Copyright 2018 Google LLC.



In [0]:

    
# Licensed under the Apache License, Version 2.0 (the "License");
# you may not use this file except in compliance with the License.
# You may obtain a copy of the License at
#
# https://www.apache.org/licenses/LICENSE-2.0
#
# Unless required by applicable law or agreed to in writing, software
# distributed under the License is distributed on an "AS IS" BASIS,
# WITHOUT WARRANTIES OR CONDITIONS OF ANY KIND, either express or implied.
# See the License for the specific language governing permissions and
# limitations under the License.

Case Study: Debugging in Classification

This Colab quickly demonstrates a few concepts related to debugging classification models. You will explore potential problems in implementing these tasks:

Calculating loss for classification problems.
Optimizing your model
Applying regularization.
Following best practices in development and debugging.
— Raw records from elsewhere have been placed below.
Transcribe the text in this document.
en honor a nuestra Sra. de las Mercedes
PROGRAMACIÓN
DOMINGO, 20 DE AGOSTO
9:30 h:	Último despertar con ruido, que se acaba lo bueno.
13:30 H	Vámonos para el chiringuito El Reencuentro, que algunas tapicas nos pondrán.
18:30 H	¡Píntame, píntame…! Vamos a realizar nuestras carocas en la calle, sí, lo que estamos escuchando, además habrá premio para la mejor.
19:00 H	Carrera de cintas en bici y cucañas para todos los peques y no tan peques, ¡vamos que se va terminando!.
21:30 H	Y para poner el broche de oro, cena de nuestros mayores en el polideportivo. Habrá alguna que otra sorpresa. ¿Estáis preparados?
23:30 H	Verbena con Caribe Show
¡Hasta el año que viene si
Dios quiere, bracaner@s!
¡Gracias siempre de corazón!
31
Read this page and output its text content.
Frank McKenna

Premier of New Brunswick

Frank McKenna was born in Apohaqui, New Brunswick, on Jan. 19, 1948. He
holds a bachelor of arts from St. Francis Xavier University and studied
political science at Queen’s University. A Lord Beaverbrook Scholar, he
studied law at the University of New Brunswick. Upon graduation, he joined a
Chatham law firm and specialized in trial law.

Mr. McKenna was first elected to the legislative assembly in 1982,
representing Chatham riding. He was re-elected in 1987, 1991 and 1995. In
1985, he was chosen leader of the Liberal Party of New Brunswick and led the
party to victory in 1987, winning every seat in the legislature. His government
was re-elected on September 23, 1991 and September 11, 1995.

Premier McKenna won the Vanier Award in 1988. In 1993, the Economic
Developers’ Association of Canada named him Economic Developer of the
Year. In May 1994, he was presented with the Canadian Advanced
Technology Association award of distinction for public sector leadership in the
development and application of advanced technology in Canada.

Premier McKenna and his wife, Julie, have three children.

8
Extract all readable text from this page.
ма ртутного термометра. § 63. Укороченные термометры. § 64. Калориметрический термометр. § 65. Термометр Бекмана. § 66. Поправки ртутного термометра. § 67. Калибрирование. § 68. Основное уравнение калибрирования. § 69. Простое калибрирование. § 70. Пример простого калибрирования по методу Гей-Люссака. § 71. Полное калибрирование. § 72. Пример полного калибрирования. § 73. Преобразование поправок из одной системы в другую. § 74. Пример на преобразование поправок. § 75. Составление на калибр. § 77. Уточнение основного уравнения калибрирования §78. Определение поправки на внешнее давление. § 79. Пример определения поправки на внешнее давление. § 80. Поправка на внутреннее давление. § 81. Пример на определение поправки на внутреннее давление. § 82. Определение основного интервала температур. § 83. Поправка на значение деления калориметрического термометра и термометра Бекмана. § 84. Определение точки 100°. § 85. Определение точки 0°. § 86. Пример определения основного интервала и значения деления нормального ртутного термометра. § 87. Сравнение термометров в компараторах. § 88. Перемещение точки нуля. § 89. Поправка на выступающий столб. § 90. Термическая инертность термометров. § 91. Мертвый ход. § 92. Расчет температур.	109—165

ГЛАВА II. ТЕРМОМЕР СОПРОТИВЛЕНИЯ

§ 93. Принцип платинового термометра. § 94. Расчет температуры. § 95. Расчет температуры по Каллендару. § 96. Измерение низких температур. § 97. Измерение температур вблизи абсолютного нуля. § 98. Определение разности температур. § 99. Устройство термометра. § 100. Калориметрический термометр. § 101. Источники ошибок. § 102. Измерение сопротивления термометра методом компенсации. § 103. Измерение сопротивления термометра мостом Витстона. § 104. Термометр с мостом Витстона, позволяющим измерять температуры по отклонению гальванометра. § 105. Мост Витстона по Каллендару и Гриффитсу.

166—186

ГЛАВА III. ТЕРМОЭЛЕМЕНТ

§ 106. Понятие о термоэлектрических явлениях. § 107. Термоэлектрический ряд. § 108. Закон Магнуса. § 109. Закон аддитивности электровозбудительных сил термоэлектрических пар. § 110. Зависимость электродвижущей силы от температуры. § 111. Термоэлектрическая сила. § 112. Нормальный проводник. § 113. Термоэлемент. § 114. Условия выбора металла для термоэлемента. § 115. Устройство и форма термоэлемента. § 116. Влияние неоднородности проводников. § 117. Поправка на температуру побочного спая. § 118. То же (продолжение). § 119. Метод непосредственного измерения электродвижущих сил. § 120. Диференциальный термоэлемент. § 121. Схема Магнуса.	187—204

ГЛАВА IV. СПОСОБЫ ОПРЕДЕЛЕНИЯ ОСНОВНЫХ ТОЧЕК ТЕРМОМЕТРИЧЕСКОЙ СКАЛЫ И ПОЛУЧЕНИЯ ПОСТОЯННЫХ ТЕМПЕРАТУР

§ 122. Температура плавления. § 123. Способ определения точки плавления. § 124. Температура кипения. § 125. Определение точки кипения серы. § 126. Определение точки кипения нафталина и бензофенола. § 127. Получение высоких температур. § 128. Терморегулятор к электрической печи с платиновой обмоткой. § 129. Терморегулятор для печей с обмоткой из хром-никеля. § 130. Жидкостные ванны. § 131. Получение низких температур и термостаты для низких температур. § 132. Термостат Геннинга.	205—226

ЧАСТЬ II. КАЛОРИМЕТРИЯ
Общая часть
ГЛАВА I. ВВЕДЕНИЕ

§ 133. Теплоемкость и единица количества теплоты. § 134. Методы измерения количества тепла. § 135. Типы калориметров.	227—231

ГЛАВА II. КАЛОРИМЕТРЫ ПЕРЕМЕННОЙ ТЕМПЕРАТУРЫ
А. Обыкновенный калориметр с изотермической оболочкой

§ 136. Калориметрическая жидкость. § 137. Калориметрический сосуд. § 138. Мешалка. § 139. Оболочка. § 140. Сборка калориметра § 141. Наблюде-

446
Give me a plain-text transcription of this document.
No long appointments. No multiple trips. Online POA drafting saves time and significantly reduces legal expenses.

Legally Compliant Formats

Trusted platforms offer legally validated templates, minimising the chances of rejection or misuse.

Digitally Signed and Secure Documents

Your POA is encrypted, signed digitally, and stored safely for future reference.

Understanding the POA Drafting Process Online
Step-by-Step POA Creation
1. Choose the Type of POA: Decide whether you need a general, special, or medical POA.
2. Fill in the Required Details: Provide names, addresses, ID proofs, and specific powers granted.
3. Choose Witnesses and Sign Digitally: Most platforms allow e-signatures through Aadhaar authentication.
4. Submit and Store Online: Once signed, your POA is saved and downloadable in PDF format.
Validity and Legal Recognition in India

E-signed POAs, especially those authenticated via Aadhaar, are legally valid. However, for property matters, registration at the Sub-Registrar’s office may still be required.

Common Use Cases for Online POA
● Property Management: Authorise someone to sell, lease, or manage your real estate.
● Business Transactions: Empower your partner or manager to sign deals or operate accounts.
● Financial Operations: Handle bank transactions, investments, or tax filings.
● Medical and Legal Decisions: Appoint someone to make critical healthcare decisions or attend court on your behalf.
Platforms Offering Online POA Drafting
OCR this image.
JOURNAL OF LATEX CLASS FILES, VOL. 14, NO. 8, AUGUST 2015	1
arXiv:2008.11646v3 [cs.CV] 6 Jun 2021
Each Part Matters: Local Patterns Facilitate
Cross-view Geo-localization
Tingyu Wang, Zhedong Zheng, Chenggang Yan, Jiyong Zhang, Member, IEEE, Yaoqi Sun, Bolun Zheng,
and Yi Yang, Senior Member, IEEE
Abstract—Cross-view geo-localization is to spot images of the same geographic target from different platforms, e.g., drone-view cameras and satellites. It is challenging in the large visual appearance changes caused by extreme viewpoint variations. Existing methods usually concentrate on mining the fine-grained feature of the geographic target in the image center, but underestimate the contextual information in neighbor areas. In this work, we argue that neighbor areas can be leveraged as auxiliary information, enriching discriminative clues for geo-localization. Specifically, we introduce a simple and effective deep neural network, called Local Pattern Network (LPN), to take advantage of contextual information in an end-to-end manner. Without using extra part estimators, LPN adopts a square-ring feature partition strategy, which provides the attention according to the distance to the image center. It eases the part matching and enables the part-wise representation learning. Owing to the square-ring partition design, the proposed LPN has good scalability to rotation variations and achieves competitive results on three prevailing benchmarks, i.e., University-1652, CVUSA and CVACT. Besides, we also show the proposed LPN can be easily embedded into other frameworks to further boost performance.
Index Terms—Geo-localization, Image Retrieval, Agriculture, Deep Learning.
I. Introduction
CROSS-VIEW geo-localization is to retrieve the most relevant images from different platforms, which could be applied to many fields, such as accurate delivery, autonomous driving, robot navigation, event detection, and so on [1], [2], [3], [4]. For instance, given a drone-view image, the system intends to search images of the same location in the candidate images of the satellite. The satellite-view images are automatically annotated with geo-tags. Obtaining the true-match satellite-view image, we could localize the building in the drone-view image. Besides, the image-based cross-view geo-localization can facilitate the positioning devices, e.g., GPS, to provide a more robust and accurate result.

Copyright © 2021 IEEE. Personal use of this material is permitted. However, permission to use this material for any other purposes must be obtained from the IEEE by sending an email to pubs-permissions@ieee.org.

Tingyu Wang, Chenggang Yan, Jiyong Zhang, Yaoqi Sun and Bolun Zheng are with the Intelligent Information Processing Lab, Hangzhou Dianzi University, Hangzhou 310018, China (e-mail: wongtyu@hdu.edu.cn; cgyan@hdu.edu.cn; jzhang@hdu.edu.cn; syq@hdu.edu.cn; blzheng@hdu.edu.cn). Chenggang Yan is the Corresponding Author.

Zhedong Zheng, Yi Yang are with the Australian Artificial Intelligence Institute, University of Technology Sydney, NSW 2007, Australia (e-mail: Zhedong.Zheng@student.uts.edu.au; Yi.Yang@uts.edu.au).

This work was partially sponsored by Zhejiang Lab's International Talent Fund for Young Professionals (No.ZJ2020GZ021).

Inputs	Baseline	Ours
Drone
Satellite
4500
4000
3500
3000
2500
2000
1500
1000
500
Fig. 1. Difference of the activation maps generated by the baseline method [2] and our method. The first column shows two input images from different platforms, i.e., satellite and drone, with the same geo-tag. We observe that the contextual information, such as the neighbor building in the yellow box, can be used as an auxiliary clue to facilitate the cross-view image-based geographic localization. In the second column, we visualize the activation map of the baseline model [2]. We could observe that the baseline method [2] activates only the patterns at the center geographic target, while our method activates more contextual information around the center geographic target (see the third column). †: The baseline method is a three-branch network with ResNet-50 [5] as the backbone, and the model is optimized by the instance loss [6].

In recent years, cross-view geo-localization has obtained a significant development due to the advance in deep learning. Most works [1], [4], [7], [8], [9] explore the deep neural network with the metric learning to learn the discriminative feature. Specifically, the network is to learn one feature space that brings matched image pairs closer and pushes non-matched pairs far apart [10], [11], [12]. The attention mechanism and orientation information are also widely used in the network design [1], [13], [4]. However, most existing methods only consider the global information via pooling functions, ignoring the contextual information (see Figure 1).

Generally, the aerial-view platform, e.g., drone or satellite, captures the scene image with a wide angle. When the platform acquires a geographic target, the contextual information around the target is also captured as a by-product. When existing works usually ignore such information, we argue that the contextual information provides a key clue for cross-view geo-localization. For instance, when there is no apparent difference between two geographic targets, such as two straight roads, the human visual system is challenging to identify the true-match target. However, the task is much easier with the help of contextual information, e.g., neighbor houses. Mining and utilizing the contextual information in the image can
Please make a copy of this Colab before running it. Click on File, and then click on Save a copy in Drive.

Load MNIST Data

MNIST is a dataset of images of the numbers 0 to 9. The problem is to classify the images as numbers. Setup libraries and load the MNIST dataset. Display the first few rows to verify that the data loaded. You'll explore the data format after the data loads.



In [0]:

    
# Reset environment for a new run
% reset -f

# Load Libraries
from os.path import join # for joining file pathnames
import pandas as pd
import tensorflow as tf
from tensorflow import keras
import numpy as np
import matplotlib.pyplot as plt
import unittest
import sys

# Set Pandas display options
pd.options.display.max_rows = 10
pd.options.display.float_format = '{:.1f}'.format

# Load data
mnistDf_backup = pd.read_csv(
  "https://download.mlcc.google.com/mledu-datasets/mnist_train_small.csv",
  sep=",",
  header=None)
# Shuffle data
mnistDf_backup.sample(frac=1).reset_index(drop=True)
# Use the first 5000 examples for faster prototyping
mnistDf = mnistDf_backup[0:5000]

mnistDf.head()

Understanding the Data Format

Each row represents one labeled example. Column 0 represents the label that a human rater has assigned for one handwritten digit. For example, if Column 0 contains '6', then a human rater interpreted the handwritten character as the digit '6'. The ten digits 0-9 are each represented, with a unique class label for each possible digit. Thus, this is a multi-class classification problem with 10 classes.

Columns 1 through 784 contain the feature values, one per pixel for the 28×28=784 pixel values. The pixel values are on a gray scale in which 0 represents white, 255 represents black, and values between 0 and 255 represent shades of gray. Most of the pixel values are 0; you may want to take a minute to confirm that they aren't all 0. Modify the form below and run the code to view data for a given example.



In [0]:

    
showExample = 1000 # @param
digitData = np.reshape(mnistDf.iloc[showExample,0:-1],[28,28])
print digitData

Do you have Imbalanced Classes?

As we read in the course, imbalanced classes make classification harder. Let's look at the distribution of classes. Do you have imbalanced classes?



In [0]:

    
%hide_result # hides result of cell computation
# Calculate the number of classes
numClasses = mnistDf.iloc[:,0].unique().shape[0]
# Plot histogram of class distribution
plt.hist(mnistDf.iloc[:,0], bins=range(numClasses+1))
plt.xticks(range(numClasses+1))

The preceding graph shows that the 10 classes are roughly equally represented.

Shuffle and Split Dataset

As part of Data Debugging best practices, ensure your splits are statistically equivalent by shuffling your data to remove any pre-existing order.



In [0]:

    
# Shuffle data
mnistDf = mnistDf.sample(frac=1).reset_index(drop=True)

# Split dataset into data and labels
mnistData = mnistDf.iloc[:,1:-1].copy(deep=True)
mnistLabels = mnistDf.iloc[:,0].copy(deep=True)

Process Data

Scale the data values to [0,1] since the values are bounded to [0,255] and do not contain outliers. Then check that the scaled data values are as expected by generating summary statistics using the DataFrame.describe() function.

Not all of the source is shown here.